Advanced correlation engines will be needed to take raw messages - with information about timing, location and sequence - and make intelligent decisions about their meaning to other processes and applications.

And finally, applications themselves will be expected to make more intelligent decisions with faster reactions to incoming data points. Overnight batch jobs will not be all that useful in the world of RFID.

RFID in the real world

To bring this to the real world, let me relate a recent experience I had while shopping at a major home furnishing store. I was interested in a couple of barstools that were displayed on the floor. The sales rep looked them up on the computer, which said there were three in stock. So what does he do? He goes back into the warehouse to physically look and see if there are, indeed, three in stock. I chuckled, and I'm sure he didn't understand why. But I was thinking of the IT department that had spent, no doubt, millions of dollars building an advanced inventory and logistics system for this guy, just so that he could waste time double-checking the computer.

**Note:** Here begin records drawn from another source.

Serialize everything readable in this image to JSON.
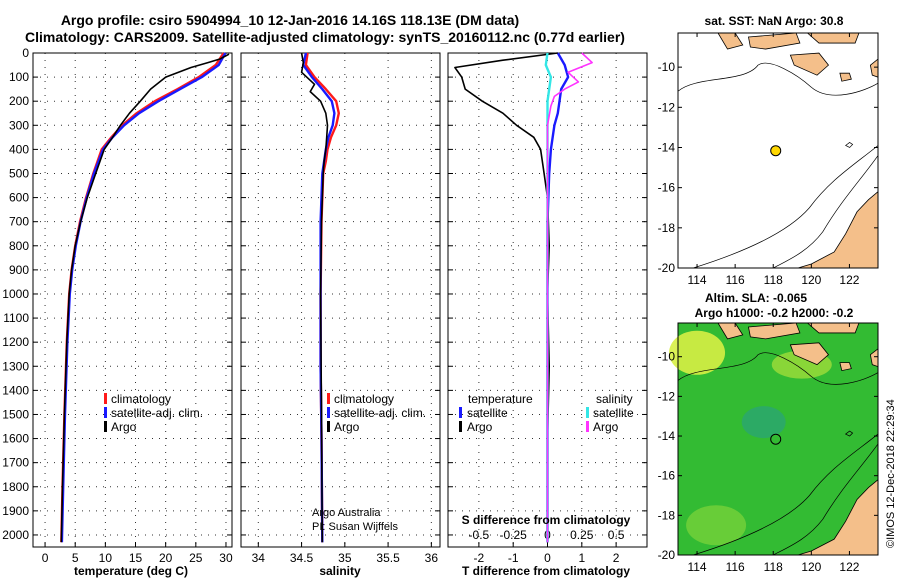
{
  "header": {
    "line1": "Argo profile: csiro 5904994_10 12-Jan-2016 14.16S 118.13E (DM data)",
    "line2": "Climatology: CARS2009. Satellite-adjusted climatology: synTS_20160112.nc (0.77d earlier)"
  },
  "colors": {
    "climatology": "#ff1a1a",
    "satellite": "#1a1aff",
    "argo": "#000000",
    "sat_salinity": "#33e6e6",
    "argo_salinity": "#ff33ff",
    "land": "#f4bf8a",
    "ocean_main": "#33bb33",
    "ocean_high": "#d7ef44"
  },
  "chart_data": [
    {
      "type": "line",
      "panel": "temperature",
      "xlabel": "temperature (deg C)",
      "ylabel": "",
      "xlim": [
        -2,
        31
      ],
      "ylim": [
        2050,
        0
      ],
      "x_ticks": [
        0,
        5,
        10,
        15,
        20,
        25,
        30
      ],
      "y_ticks": [
        0,
        100,
        200,
        300,
        400,
        500,
        600,
        700,
        800,
        900,
        1000,
        1100,
        1200,
        1300,
        1400,
        1500,
        1600,
        1700,
        1800,
        1900,
        2000
      ],
      "grid": true,
      "legend": [
        "climatology",
        "satellite-adj. clim.",
        "Argo"
      ],
      "series": [
        {
          "name": "climatology",
          "color": "#ff1a1a",
          "x": [
            29.6,
            28.3,
            25.5,
            22.0,
            18.2,
            15.2,
            12.8,
            11.0,
            9.4,
            8.0,
            6.8,
            5.8,
            5.0,
            4.4,
            4.0,
            3.6,
            3.2,
            2.9,
            2.7
          ],
          "y": [
            0,
            50,
            100,
            150,
            200,
            250,
            300,
            350,
            400,
            500,
            600,
            700,
            800,
            900,
            1000,
            1200,
            1500,
            1800,
            2030
          ]
        },
        {
          "name": "satellite-adj. clim.",
          "color": "#1a1aff",
          "x": [
            29.9,
            28.8,
            26.0,
            22.4,
            18.8,
            15.6,
            13.1,
            11.2,
            9.6,
            8.1,
            6.9,
            5.9,
            5.1,
            4.5,
            4.1,
            3.7,
            3.3,
            3.0,
            2.8
          ],
          "y": [
            0,
            50,
            100,
            150,
            200,
            250,
            300,
            350,
            400,
            500,
            600,
            700,
            800,
            900,
            1000,
            1200,
            1500,
            1800,
            2030
          ]
        },
        {
          "name": "Argo",
          "color": "#000000",
          "x": [
            30.5,
            29.0,
            27.0,
            24.2,
            20.0,
            17.5,
            15.8,
            14.0,
            12.5,
            11.2,
            9.8,
            8.4,
            7.0,
            5.9,
            5.0,
            4.4,
            4.0,
            3.6,
            3.2,
            2.9,
            2.7
          ],
          "y": [
            5,
            25,
            40,
            60,
            100,
            150,
            200,
            250,
            300,
            350,
            400,
            500,
            600,
            700,
            800,
            900,
            1000,
            1200,
            1500,
            1800,
            2030
          ]
        }
      ]
    },
    {
      "type": "line",
      "panel": "salinity",
      "xlabel": "salinity",
      "ylabel": "",
      "xlim": [
        33.8,
        36.1
      ],
      "ylim": [
        2050,
        0
      ],
      "x_ticks": [
        34,
        34.5,
        35,
        35.5,
        36
      ],
      "x_tick_labels": [
        "34",
        "34.5",
        "35",
        "35.5",
        "36"
      ],
      "grid": true,
      "legend": [
        "climatology",
        "satellite-adj. clim.",
        "Argo"
      ],
      "caption": [
        "Argo Australia",
        "PI: Susan Wijffels"
      ],
      "series": [
        {
          "name": "climatology",
          "color": "#ff1a1a",
          "x": [
            34.57,
            34.55,
            34.65,
            34.78,
            34.9,
            34.93,
            34.9,
            34.84,
            34.8,
            34.78,
            34.75,
            34.73,
            34.72,
            34.72,
            34.73,
            34.74
          ],
          "y": [
            0,
            50,
            100,
            150,
            200,
            250,
            300,
            350,
            400,
            450,
            500,
            700,
            1000,
            1300,
            1600,
            2030
          ]
        },
        {
          "name": "satellite-adj. clim.",
          "color": "#1a1aff",
          "x": [
            34.55,
            34.52,
            34.62,
            34.74,
            34.85,
            34.88,
            34.86,
            34.81,
            34.78,
            34.76,
            34.74,
            34.72,
            34.72,
            34.72,
            34.73,
            34.74
          ],
          "y": [
            0,
            50,
            100,
            150,
            200,
            250,
            300,
            350,
            400,
            450,
            500,
            700,
            1000,
            1300,
            1600,
            2030
          ]
        },
        {
          "name": "Argo",
          "color": "#000000",
          "x": [
            34.5,
            34.52,
            34.5,
            34.65,
            34.6,
            34.72,
            34.78,
            34.8,
            34.79,
            34.78,
            34.76,
            34.75,
            34.73,
            34.72,
            34.73,
            34.74
          ],
          "y": [
            0,
            40,
            80,
            130,
            160,
            200,
            250,
            300,
            350,
            400,
            450,
            500,
            700,
            1000,
            1500,
            2030
          ]
        }
      ]
    },
    {
      "type": "line",
      "panel": "difference",
      "xlabel": "T difference from climatology",
      "ylabel": "",
      "secondary_label": "S difference from climatology",
      "xlim": [
        -2.9,
        2.9
      ],
      "ylim": [
        2050,
        0
      ],
      "x_ticks": [
        -2,
        -1,
        0,
        1,
        2
      ],
      "s_ticks": [
        "-0.5",
        "-0.25",
        "0",
        "0.25",
        "0.5"
      ],
      "grid": true,
      "legend_temperature": {
        "title": "temperature",
        "items": [
          "satellite",
          "Argo"
        ]
      },
      "legend_salinity": {
        "title": "salinity",
        "items": [
          "satellite",
          "Argo"
        ]
      },
      "series": [
        {
          "name": "temperature satellite",
          "color": "#1a1aff",
          "x": [
            0.3,
            0.5,
            0.6,
            0.4,
            0.35,
            0.3,
            0.2,
            0.1,
            0.05,
            0.0,
            0.0,
            0.0
          ],
          "y": [
            0,
            50,
            100,
            150,
            200,
            250,
            300,
            400,
            500,
            700,
            1000,
            2030
          ]
        },
        {
          "name": "temperature Argo",
          "color": "#000000",
          "x": [
            0.3,
            -1.3,
            -2.7,
            -2.5,
            -2.4,
            -1.9,
            -1.3,
            -0.9,
            -0.4,
            -0.2,
            -0.1,
            0.0,
            0.05,
            0.0,
            0.05,
            0.0,
            0.0
          ],
          "y": [
            0,
            30,
            60,
            100,
            150,
            200,
            250,
            300,
            350,
            400,
            500,
            600,
            800,
            1000,
            1300,
            1600,
            2030
          ]
        },
        {
          "name": "salinity satellite",
          "color": "#33e6e6",
          "x": [
            0.0,
            -0.05,
            0.1,
            0.05,
            0.0,
            0.0,
            0.0,
            0.0
          ],
          "y": [
            0,
            50,
            100,
            150,
            200,
            300,
            600,
            2030
          ]
        },
        {
          "name": "salinity Argo",
          "color": "#ff33ff",
          "x": [
            1.0,
            1.3,
            0.6,
            0.9,
            0.5,
            0.2,
            0.1,
            0.0,
            0.0,
            0.0
          ],
          "y": [
            0,
            40,
            80,
            120,
            150,
            180,
            220,
            300,
            600,
            2030
          ]
        }
      ]
    }
  ],
  "maps": [
    {
      "title": "sat. SST: NaN Argo: 30.8",
      "x_ticks": [
        "114",
        "116",
        "118",
        "120",
        "122"
      ],
      "y_ticks": [
        "-10",
        "-12",
        "-14",
        "-16",
        "-18",
        "-20"
      ],
      "lon_range": [
        113,
        123.5
      ],
      "lat_range": [
        -20,
        -8.3
      ],
      "float_position": [
        118.13,
        -14.16
      ]
    },
    {
      "title_line1": "Altim. SLA: -0.065",
      "title_line2": "Argo h1000: -0.2 h2000: -0.2",
      "x_ticks": [
        "114",
        "116",
        "118",
        "120",
        "122"
      ],
      "y_ticks": [
        "-10",
        "-12",
        "-14",
        "-16",
        "-18",
        "-20"
      ],
      "lon_range": [
        113,
        123.5
      ],
      "lat_range": [
        -20,
        -8.3
      ],
      "float_position": [
        118.13,
        -14.16
      ]
    }
  ],
  "footer": {
    "credit": "©IMOS 12-Dec-2018 22:29:34"
  }
}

Now picture the same thing with RFID. Every barstool is recorded as it hits the receiving dock, then again as it is placed on the shelf. If it is moved from one location to another, the RFID system updates the application again. And finally, when it moves from the bin to the floor, or the shipping dock, or through the cash register checkout line, the RFID updates the system again. Finally, maybe, that sales rep can get on to his real job, and not serve as a manual inventory validation system.

So, over time, RFID will change most aspects of how we deal with data. We'll be dealing with much more data, new dimensions of that data and new methods of acting on that data. Companies such as Progress are well situated to take advantage of all this change with systems for the collection, movement, storage, distribution and application of all the information that results from that data.